Wondering what apps to try and what ones to skip? Check out this roundup of the latest legal apps worth considering.
Jury selection is a popular subject matter for apps and based on feedback from litigators, JuryStar has released the second iteration of its app.
The app features rows of boxes to be filled with information for potential jurors. Up to eight rows of eight seats can be visible at one time. By clicking on a box, the user can fill in demographic information such as name, gender, race, marital status, age and education, as well as customize other fields for relevant data. The app color-codes according to gender, with blue boxes for men and red boxes for women.
JuryStar comes with suggested topics and questions for voir dire but also allows attorneys to update a library with case-specific queries. Questions can be saved for future use.

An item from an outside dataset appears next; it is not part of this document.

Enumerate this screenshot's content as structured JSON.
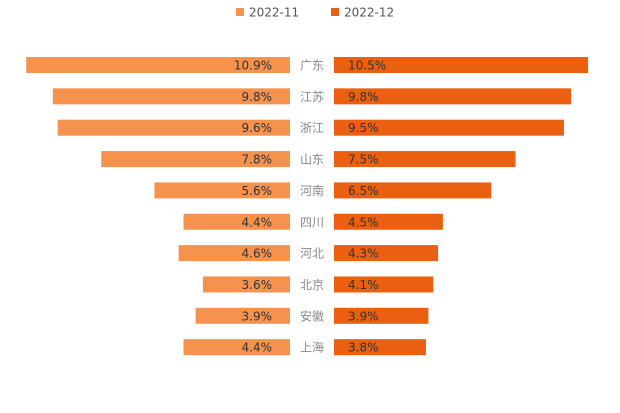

To rate jurors on a sliding scale from -5 to +5, users can click on one of the questions and then highlight a juror. For example, if a juror answered that she had filed several lawsuits in the past as a plaintiff, a defense attorney might award her a -5.
Lawyers may also designate jurors for challenges.
The app offers a video tutorial to help new users or provide a refresher after a break between trials.
JuryStar is available for $39.99 in the iTunes store for the iPad.
For busy trial attorneys on the go, the PACER app allows access to federal trial court dockets at all times.
The app is compatible with the iPhone, iPod Touch and iPad, and allows those with a PACER account to search federal databases for attorney and party information, deadlines, hearings and case summaries.
To make things even quicker, the app allows specific cases to be saved to a “MyCases” feature to eliminate searching by case number. Contact information for attorneys can also be saved to an address book.
Deadlines and hearing dates are available and attorneys can e-mail a docket entry – like a brief or a court order – from a mobile device.
The app is not full-service, however. It does not include the federal appellate courts or the bankruptcy courts and does not offer the ability to upload documents.
The PACER app is available for $9.99 at the iTunes store but requires a pre-existing PACER account, and all charges remain in effect (the app includes a receipt at the bottom of every applicable page to review charges).
The style guide for attorneys was first compiled in 1926. Now it appears on mobile devices to help lawyers reference federal and state court rules, codes and style materials.
Functions include highlighting, bookmarking and note-taking. The app remains current with regular updates.
Bluebook is available at iTunes for $39.99.
The American College of Trust and Estate Counsel recently launched Wealth Advisor, an app for wealth management professionals.
Designed for the iPad, the Wealth Advisor app offers state-by-state summaries of estate planning statutes. Examples include a state death tax table, which summarizes the estate and inheritance rules for each state, a summary of the laws of the states that have enacted self-settled domestic asset protection litigation, and summaries of no-contest clauses and the rule against perpetuities on a nationwide basis.
Information like the applicable federal interest rate and currency conversion rates are available and continuously updated.
Lawyers can also use a tool to calculate Grantor Retained Annuity Trusts.
Wealth Advisor is free at the iTunes store, but the ACTEC noted that future versions may include premium content that requires a subscription.
Lawyers looking to complete their CLE requirements on the go can now use CLE Mobile, which works with the iPad and iPhone.
West LegalEdcenter offers more than 4,500 courses for download that can be completed for continuing legal education credit. West incorporated the relevant state requirements so that lawyers can earn credits after creating a profile which includes their state of licensure and license numbers.
After searching the listings, lawyers can choose a course to download, listen to the audio content, browse the program materials, post to discussion forums for the class and then submit a request for CLE credit.
The CLE Mobile app is free; the cost of various CLE courses varies. But West offers one free course with the download of the app.
DocScanner turns any document into a PDF by taking a picture.
Lawyers can use their mobile device to take a photo of an invoice, receipt or notes from a meeting and instantly create a PDF.
Scanned documents can be saved, categorized, emailed or printed. Once scanned, documents can also be searched by keyword and can be rotated or enlarged for easier reading.
The app was recently updated so that users can review the scan in real-time, to ensure a successful picture.
DocScanner costs $4.99 and is available for the iPhone and iPad at iTunes.
For political junkies, the Library of Congress has created an essential app that allows iPad, iPhone and iPod touch users to read the daily edition of the Congressional Record. That edition contains information about the activities of Congress in four parts: the House of Representatives, the Senate, Extension of Remarks and Daily Digest, which provides a summary of the day’s activities.
Archived editions date back to 1995 and users can search within individual documents.
Documents can also be saved and shared for future reference.